Does Medicare Cover CPAP Supplies and Equipment?
Navigate Medicare coverage for CPAP equipment and supplies. Get clear insights into eligibility, costs, and how to maintain your benefits.
Navigate Medicare coverage for CPAP equipment and supplies. Get clear insights into eligibility, costs, and how to maintain your benefits.
Continuous Positive Airway Pressure (CPAP) therapy offers an effective treatment for obstructive sleep apnea, a condition characterized by repeated breathing interruptions during sleep. CPAP machines deliver a steady airflow through a mask, maintaining open airways. Understanding Medicare’s role in covering associated equipment and supplies is important for managing healthcare expenses. Medicare covers medically necessary durable medical equipment, including CPAP devices, under specific conditions.
Medicare Part B covers CPAP machines and related supplies when certain criteria are met. Coverage begins with a physician’s diagnosis of obstructive sleep apnea, typically confirmed through a sleep study. This diagnostic process can occur in a laboratory setting or through an approved at-home sleep test.
Before a sleep study, a beneficiary must undergo a face-to-face evaluation with a physician. This evaluation involves documenting the individual’s symptoms of obstructive sleep apnea, assessing their Epworth Sleepiness Scale score, and noting their body mass index and neck circumference. A focused cardiopulmonary and upper airway examination completes this initial assessment, which establishes the medical need for further testing.
Following this initial consultation, the sleep study results must demonstrate specific findings, such as an Apnea-Hypopnea Index (AHI) or Respiratory Disturbance Index (RDI) of 15 or more events per hour. Alternatively, an AHI or RDI between 5 and 14 events per hour may qualify if accompanied by symptoms like excessive daytime sleepiness, impaired cognition, or existing conditions such as hypertension. A prescription for the CPAP machine from a doctor is also required to proceed with coverage.
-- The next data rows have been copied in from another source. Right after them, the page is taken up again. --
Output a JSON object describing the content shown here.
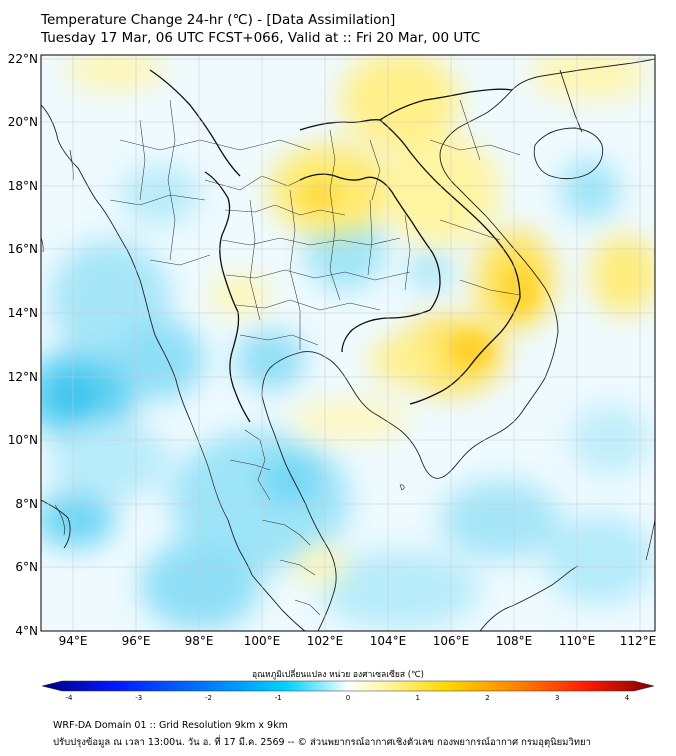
{
  "title": {
    "line1": "Temperature Change 24-hr (℃) - [Data Assimilation]",
    "line2": "Tuesday 17 Mar, 06 UTC FCST+066, Valid at :: Fri 20 Mar, 00 UTC"
  },
  "map": {
    "lat_labels": [
      "22°N",
      "20°N",
      "18°N",
      "16°N",
      "14°N",
      "12°N",
      "10°N",
      "8°N",
      "6°N",
      "4°N"
    ],
    "lon_labels": [
      "94°E",
      "96°E",
      "98°E",
      "100°E",
      "102°E",
      "104°E",
      "106°E",
      "108°E",
      "110°E",
      "112°E"
    ],
    "lat_range": [
      4,
      22.3
    ],
    "lon_range": [
      93,
      112.4
    ]
  },
  "colorbar": {
    "title": "อุณหภูมิเปลี่ยนแปลง หน่วย องศาเซลเซียส (℃)",
    "ticks": [
      "-4",
      "-3",
      "-2",
      "-1",
      "0",
      "1",
      "2",
      "3",
      "4"
    ],
    "min": -4,
    "max": 4,
    "colors": [
      "#00007f",
      "#0019ff",
      "#0080ff",
      "#00d4ff",
      "#7ee8ff",
      "#ffffff",
      "#fff59a",
      "#ffd100",
      "#ff7a00",
      "#ff1a00",
      "#7f0000"
    ]
  },
  "footer": {
    "line1": "WRF-DA Domain 01 :: Grid Resolution 9km x 9km",
    "line2": "ปรับปรุงข้อมูล ณ เวลา 13:00น. วัน อ. ที่ 17 มี.ค. 2569 -- © ส่วนพยากรณ์อากาศเชิงตัวเลข กองพยากรณ์อากาศ กรมอุตุนิยมวิทยา"
  }
}
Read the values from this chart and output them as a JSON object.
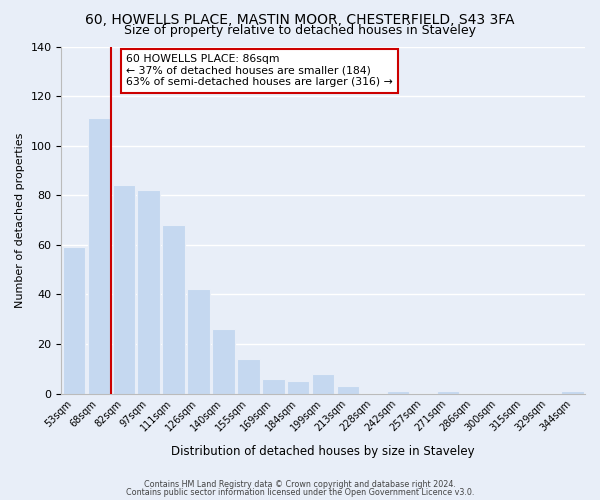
{
  "title": "60, HOWELLS PLACE, MASTIN MOOR, CHESTERFIELD, S43 3FA",
  "subtitle": "Size of property relative to detached houses in Staveley",
  "xlabel": "Distribution of detached houses by size in Staveley",
  "ylabel": "Number of detached properties",
  "bar_labels": [
    "53sqm",
    "68sqm",
    "82sqm",
    "97sqm",
    "111sqm",
    "126sqm",
    "140sqm",
    "155sqm",
    "169sqm",
    "184sqm",
    "199sqm",
    "213sqm",
    "228sqm",
    "242sqm",
    "257sqm",
    "271sqm",
    "286sqm",
    "300sqm",
    "315sqm",
    "329sqm",
    "344sqm"
  ],
  "bar_values": [
    59,
    111,
    84,
    82,
    68,
    42,
    26,
    14,
    6,
    5,
    8,
    3,
    0,
    1,
    0,
    1,
    0,
    0,
    0,
    0,
    1
  ],
  "bar_color": "#c5d8f0",
  "vline_color": "#cc0000",
  "vline_x_index": 2,
  "ylim": [
    0,
    140
  ],
  "yticks": [
    0,
    20,
    40,
    60,
    80,
    100,
    120,
    140
  ],
  "annotation_line1": "60 HOWELLS PLACE: 86sqm",
  "annotation_line2": "← 37% of detached houses are smaller (184)",
  "annotation_line3": "63% of semi-detached houses are larger (316) →",
  "annotation_box_facecolor": "#ffffff",
  "annotation_box_edgecolor": "#cc0000",
  "footer1": "Contains HM Land Registry data © Crown copyright and database right 2024.",
  "footer2": "Contains public sector information licensed under the Open Government Licence v3.0.",
  "background_color": "#e8eef8",
  "plot_bg_color": "#e8eef8",
  "grid_color": "#ffffff",
  "title_fontsize": 10,
  "subtitle_fontsize": 9
}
Medicare initiates CPAP coverage with a 3-month trial period. During this time, Medicare helps cover the CPAP device and its necessary accessories. For Medicare to continue coverage beyond this initial period, the individual must demonstrate consistent use of the machine.
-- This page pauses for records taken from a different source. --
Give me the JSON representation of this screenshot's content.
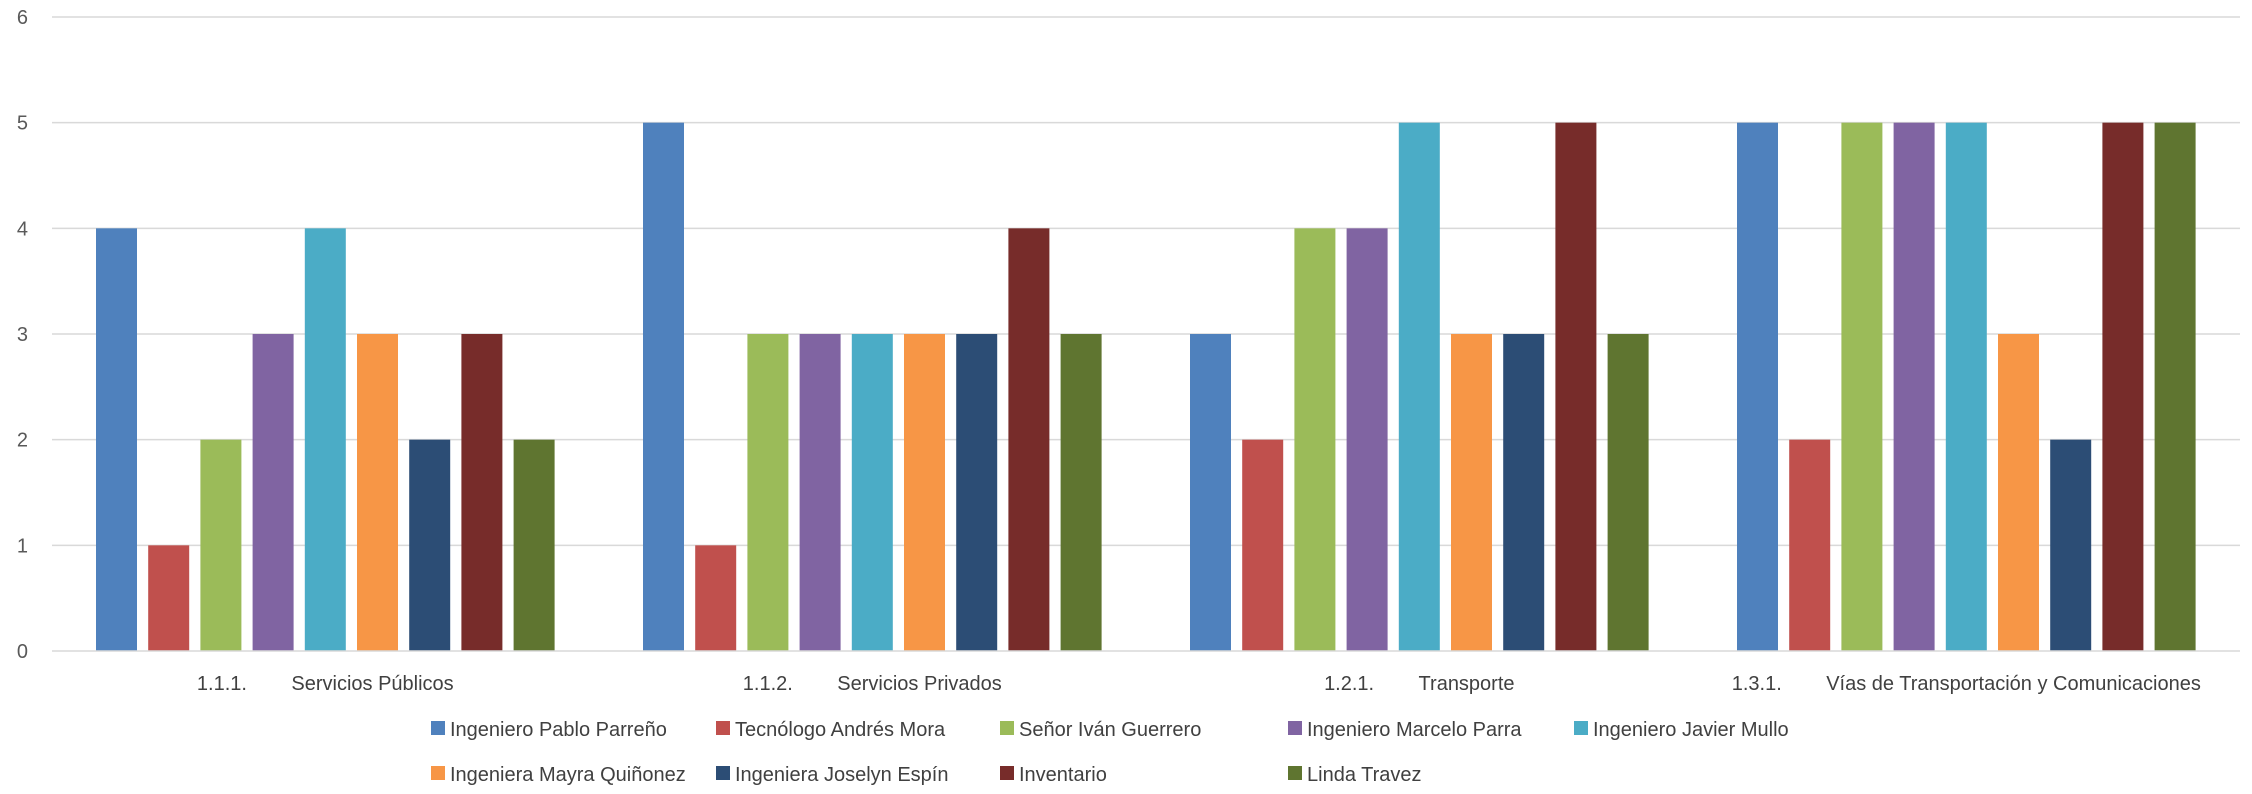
{
  "chart_data": {
    "type": "bar",
    "categories": [
      "1.1.1.        Servicios Públicos",
      "1.1.2.        Servicios Privados",
      "1.2.1.        Transporte",
      "1.3.1.        Vías de Transportación y Comunicaciones"
    ],
    "series": [
      {
        "name": "Ingeniero Pablo Parreño",
        "color": "#4F81BD",
        "values": [
          4,
          5,
          3,
          5
        ]
      },
      {
        "name": "Tecnólogo Andrés Mora",
        "color": "#C0504D",
        "values": [
          1,
          1,
          2,
          2
        ]
      },
      {
        "name": "Señor Iván Guerrero",
        "color": "#9BBB59",
        "values": [
          2,
          3,
          4,
          5
        ]
      },
      {
        "name": "Ingeniero Marcelo Parra",
        "color": "#8064A2",
        "values": [
          3,
          3,
          4,
          5
        ]
      },
      {
        "name": "Ingeniero Javier Mullo",
        "color": "#4BACC6",
        "values": [
          4,
          3,
          5,
          5
        ]
      },
      {
        "name": "Ingeniera Mayra Quiñonez",
        "color": "#F79646",
        "values": [
          3,
          3,
          3,
          3
        ]
      },
      {
        "name": "Ingeniera Joselyn Espín",
        "color": "#2C4D75",
        "values": [
          2,
          3,
          3,
          2
        ]
      },
      {
        "name": "Inventario",
        "color": "#772C2A",
        "values": [
          3,
          4,
          5,
          5
        ]
      },
      {
        "name": "Linda Travez",
        "color": "#5F7530",
        "values": [
          2,
          3,
          3,
          5
        ]
      }
    ],
    "title": "",
    "xlabel": "",
    "ylabel": "",
    "ylim": [
      0,
      6
    ],
    "yticks": [
      "0",
      "1",
      "2",
      "3",
      "4",
      "5",
      "6"
    ],
    "grid": true,
    "legend_position": "bottom"
  }
}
Medicare Part B covers specific CPAP equipment and supplies. This includes the CPAP machine, humidifier, mask, headgear, tubing, and air filters. These items are essential for delivering continuous positive airway pressure necessary for effective sleep apnea treatment.
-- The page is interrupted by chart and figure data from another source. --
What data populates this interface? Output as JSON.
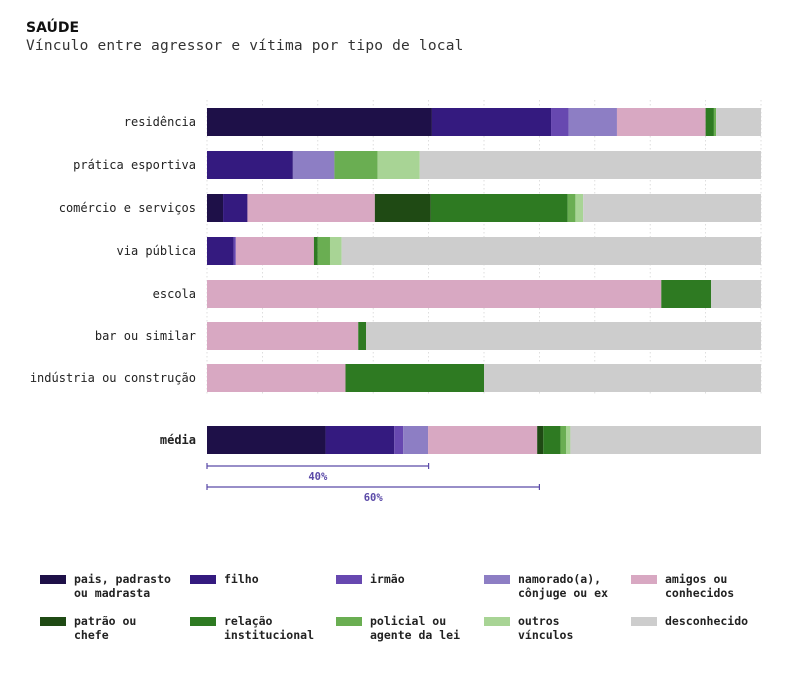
{
  "header": {
    "title": "SAÚDE",
    "subtitle": "Vínculo entre agressor e vítima por tipo de local"
  },
  "colors": {
    "pais_padrasto_madrasta": "#1e1048",
    "filho": "#341a7f",
    "irmao": "#6748b0",
    "namorado": "#8d7ec4",
    "amigos": "#d8a8c2",
    "patrao": "#1f4a14",
    "relacao_institucional": "#2e7a22",
    "policial": "#6aae52",
    "outros": "#a8d495",
    "desconhecido": "#cdcdcd"
  },
  "legend": [
    {
      "key": "pais_padrasto_madrasta",
      "label": "pais, padrasto\nou madrasta",
      "color": "#1e1048"
    },
    {
      "key": "filho",
      "label": "filho",
      "color": "#341a7f"
    },
    {
      "key": "irmao",
      "label": "irmão",
      "color": "#6748b0"
    },
    {
      "key": "namorado",
      "label": "namorado(a),\ncônjuge ou ex",
      "color": "#8d7ec4"
    },
    {
      "key": "amigos",
      "label": "amigos ou\nconhecidos",
      "color": "#d8a8c2"
    },
    {
      "key": "patrao",
      "label": "patrão ou\nchefe",
      "color": "#1f4a14"
    },
    {
      "key": "relacao_institucional",
      "label": "relação\ninstitucional",
      "color": "#2e7a22"
    },
    {
      "key": "policial",
      "label": "policial ou\nagente da lei",
      "color": "#6aae52"
    },
    {
      "key": "outros",
      "label": "outros\nvínculos",
      "color": "#a8d495"
    },
    {
      "key": "desconhecido",
      "label": "desconhecido",
      "color": "#cdcdcd"
    }
  ],
  "chart_data": {
    "type": "bar",
    "orientation": "horizontal",
    "stacked": "100%",
    "title": "Vínculo entre agressor e vítima por tipo de local",
    "xlim": [
      0,
      100
    ],
    "categories": [
      "residência",
      "prática esportiva",
      "comércio e serviços",
      "via pública",
      "escola",
      "bar ou similar",
      "indústria ou construção",
      "média"
    ],
    "highlighted_category": "média",
    "series": [
      {
        "name": "pais, padrasto ou madrasta",
        "values": [
          40.6,
          0,
          2.9,
          0,
          0,
          0,
          0,
          21.4
        ]
      },
      {
        "name": "filho",
        "values": [
          21.5,
          15.5,
          4.4,
          4.8,
          0,
          0,
          0,
          12.4
        ]
      },
      {
        "name": "irmão",
        "values": [
          3.2,
          0,
          0,
          0.4,
          0,
          0,
          0,
          1.6
        ]
      },
      {
        "name": "namorado(a), cônjuge ou ex",
        "values": [
          8.7,
          7.5,
          0,
          0,
          0,
          0,
          0,
          4.5
        ]
      },
      {
        "name": "amigos ou conhecidos",
        "values": [
          16.0,
          0,
          23.0,
          14.1,
          82.0,
          27.3,
          25.0,
          19.7
        ]
      },
      {
        "name": "patrão ou chefe",
        "values": [
          0,
          0,
          10.1,
          0,
          0,
          0,
          0,
          1.1
        ]
      },
      {
        "name": "relação institucional",
        "values": [
          1.5,
          0,
          24.7,
          0.7,
          9.0,
          1.4,
          25.0,
          3.1
        ]
      },
      {
        "name": "policial ou agente da lei",
        "values": [
          0.4,
          7.8,
          1.4,
          2.2,
          0,
          0,
          0,
          1.0
        ]
      },
      {
        "name": "outros vínculos",
        "values": [
          0,
          7.6,
          1.4,
          2.1,
          0,
          0,
          0,
          0.8
        ]
      },
      {
        "name": "desconhecido",
        "values": [
          8.1,
          61.6,
          32.1,
          75.7,
          9.0,
          71.3,
          50.0,
          34.4
        ]
      }
    ],
    "reference_lines": [
      {
        "label": "40%",
        "value": 40
      },
      {
        "label": "60%",
        "value": 60
      }
    ]
  }
}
Medicare establishes a replacement schedule for these supplies to ensure optimal performance and hygiene. The CPAP machine is generally eligible for replacement every five years. Smaller components, which experience more wear and tear, have more frequent replacement allowances.
After the annual Medicare Part B deductible is satisfied, Medicare typically covers 80% of the Medicare-approved amount for these items. For 2025, the Part B deductible is $257.
Beneficiaries are responsible for the remaining 20% coinsurance of the Medicare-approved amount. This coinsurance applies to the rental costs of the CPAP machine and the purchase of replacement supplies. To avoid potentially higher out-of-pocket expenses, it is advisable to obtain equipment and supplies from suppliers that accept Medicare assignment.
Medicare Advantage (Part C) plans must provide at least the same level of coverage as Original Medicare. Their cost-sharing structures, such as deductibles, copayments, and coinsurance, may vary from those of Original Medicare. Individuals enrolled in a Medicare Advantage plan should consult their specific plan details for information on their financial responsibilities.
Maintaining Medicare coverage for CPAP equipment and supplies requires adherence to ongoing requirements. Medicare considers the CPAP machine a rental for the first 13 months of continuous use. After this rental period, if all requirements are met, the beneficiary owns the machine.
A primary condition for continued coverage is consistent use of the CPAP machine. Medicare defines compliance as using the device for at least four hours per night on 70% of nights within any consecutive 30-day period. This usage data is typically downloaded directly from the CPAP machine.
Between the 31st and 90th day of CPAP use, a follow-up face-to-face re-evaluation with a physician is necessary. During this appointment, the physician reviews the compliance data and documents that the individual’s symptoms of obstructive sleep apnea have improved with the therapy. This medical documentation is important for verifying ongoing medical necessity.
Failure to meet these compliance standards or to provide the necessary medical documentation can result in the cessation of Medicare coverage for the CPAP equipment. If coverage stops due to non-compliance, individuals may need to undergo a new face-to-face evaluation and potentially another sleep study to re-establish eligibility for Medicare coverage.